Petugas melaporkan kegempaan cukup intens. Mereka merekam 101 kali gempa guguran dengan amplitudo antara 2–18 mm dan durasi 51,56–187,35 detik. Mereka juga mencatat 114 kali gempa hybrid atau fase banyak dengan amplitudo 2–25 mm dan durasi 7,11–14,91 detik.
Selain itu, dua kali gempa tektonik jauh juga terekam dengan amplitudo 9–28 mm dan durasi 51,97–119,28 detik.
Pada Minggu, 29 Juni 2025 dini hari pukul 00.00–06.00 WIB, BPPTKG kembali melaporkan aktivitas serupa. Petugas mencatat 13 kali guguran lava pijar yang mengarah ke barat daya, tepatnya ke Kali Sat/Putih, dengan jarak luncur maksimum 1.600 meter.
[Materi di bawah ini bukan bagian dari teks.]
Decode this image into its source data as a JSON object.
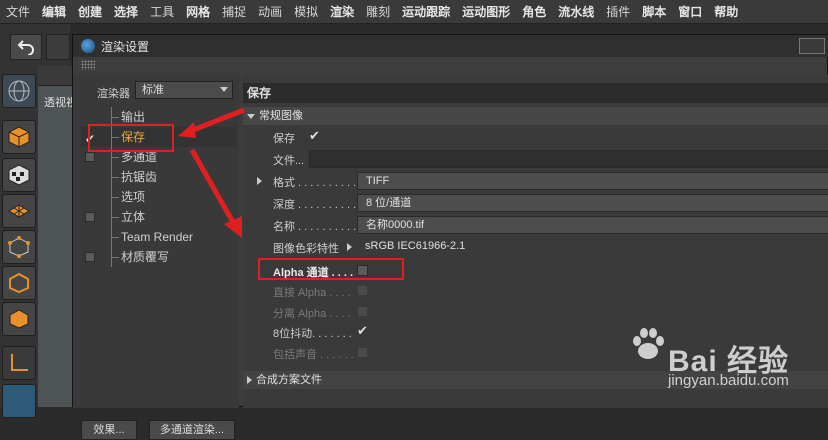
{
  "menubar": {
    "items": [
      "文件",
      "编辑",
      "创建",
      "选择",
      "工具",
      "网格",
      "捕捉",
      "动画",
      "模拟",
      "渲染",
      "雕刻",
      "运动跟踪",
      "运动图形",
      "角色",
      "流水线",
      "插件",
      "脚本",
      "窗口",
      "帮助"
    ]
  },
  "viewport": {
    "label": "透视视"
  },
  "dialog": {
    "title": "渲染设置",
    "renderer_label": "渲染器",
    "renderer_value": "标准",
    "tree": [
      {
        "label": "输出",
        "check": "none"
      },
      {
        "label": "保存",
        "check": "tick",
        "selected": true
      },
      {
        "label": "多通道",
        "check": "box"
      },
      {
        "label": "抗锯齿",
        "check": "none"
      },
      {
        "label": "选项",
        "check": "none"
      },
      {
        "label": "立体",
        "check": "box"
      },
      {
        "label": "Team Render",
        "check": "none"
      },
      {
        "label": "材质覆写",
        "check": "box"
      }
    ],
    "effects_button": "效果...",
    "multipass_button": "多通道渲染...",
    "panel_title": "保存",
    "section_general": "常规图像",
    "section_compositing": "合成方案文件",
    "rows": {
      "save_label": "保存",
      "file_label": "文件...",
      "format_label": "格式 . . . . . . . . . .",
      "format_value": "TIFF",
      "depth_label": "深度 . . . . . . . . . .",
      "depth_value": "8 位/通道",
      "name_label": "名称 . . . . . . . . . .",
      "name_value": "名称0000.tif",
      "profile_label": "图像色彩特性",
      "profile_value": "sRGB IEC61966-2.1",
      "alpha_label": "Alpha 通道 . . . .",
      "straight_alpha_label": "直接 Alpha . . . .",
      "separate_alpha_label": "分离 Alpha . . . .",
      "dither_label": "8位抖动. . . . . . .",
      "sound_label": "包括声音 . . . . . ."
    }
  },
  "watermark": {
    "brand": "Bai 经验",
    "url": "jingyan.baidu.com"
  },
  "colors": {
    "accent_selected": "#f0a83a",
    "annotation_red": "#e02020"
  }
}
Mereka juga melaporkan cuaca mendung dan berawan, dengan suhu udara berkisar antara 16,3 hingga 19,8 derajat Celsius dan kelembaban mencapai 99 persen.
Petugas melaporkan sebanyak 28 kali gempa guguran dengan amplitudo 2–9 mm dan durasi 51,65–169,61 detik. Mereka juga mencatat 26 kali gempa hybrid dengan amplitudo 3–18 mm dan durasi 8,4–13,69 detik.
Status Siaga dan Imbauan BPPTKG
BPPTKG menetapkan status Gunung Merapi berada pada Level III atau Siaga. BPPTKG merekomendasikan masyarakat agar tidak melakukan aktivitas apa pun di daerah potensi bahaya.
Mereka menjelaskan potensi bahaya berupa guguran lava pijar dan awan panas guguran pada sektor selatan–barat daya yang meliputi Sungai Boyong sejauh maksimal 5 km, Sungai Bedog, Krasak, Bebeng sejauh maksimal 7 km.
Sementara di sektor tenggara meliputi Sungai Woro sejauh maksimal 3 km dan Sungai Gendol sejauh maksimal 5 km. Petugas juga mengingatkan, letusan eksplosif dapat melontarkan material vulkanik hingga radius 3 km dari puncak.
BPPTKG menyebut suplai magma masih berlangsung dan berpotensi memicu awan panas guguran. Mereka meminta masyarakat mewaspadai potensi lahar hujan serta gangguan abu vulkanik. BPPTKG menegaskan akan meninjau ulang status aktivitas jika terjadi perubahan signifikan.
BPPTKG terus melakukan pemantauan Gunung Merapi secara intensif. Mereka juga mengimbau masyarakat untuk selalu mengikuti informasi resmi melalui BPPTKG dan PVMBG.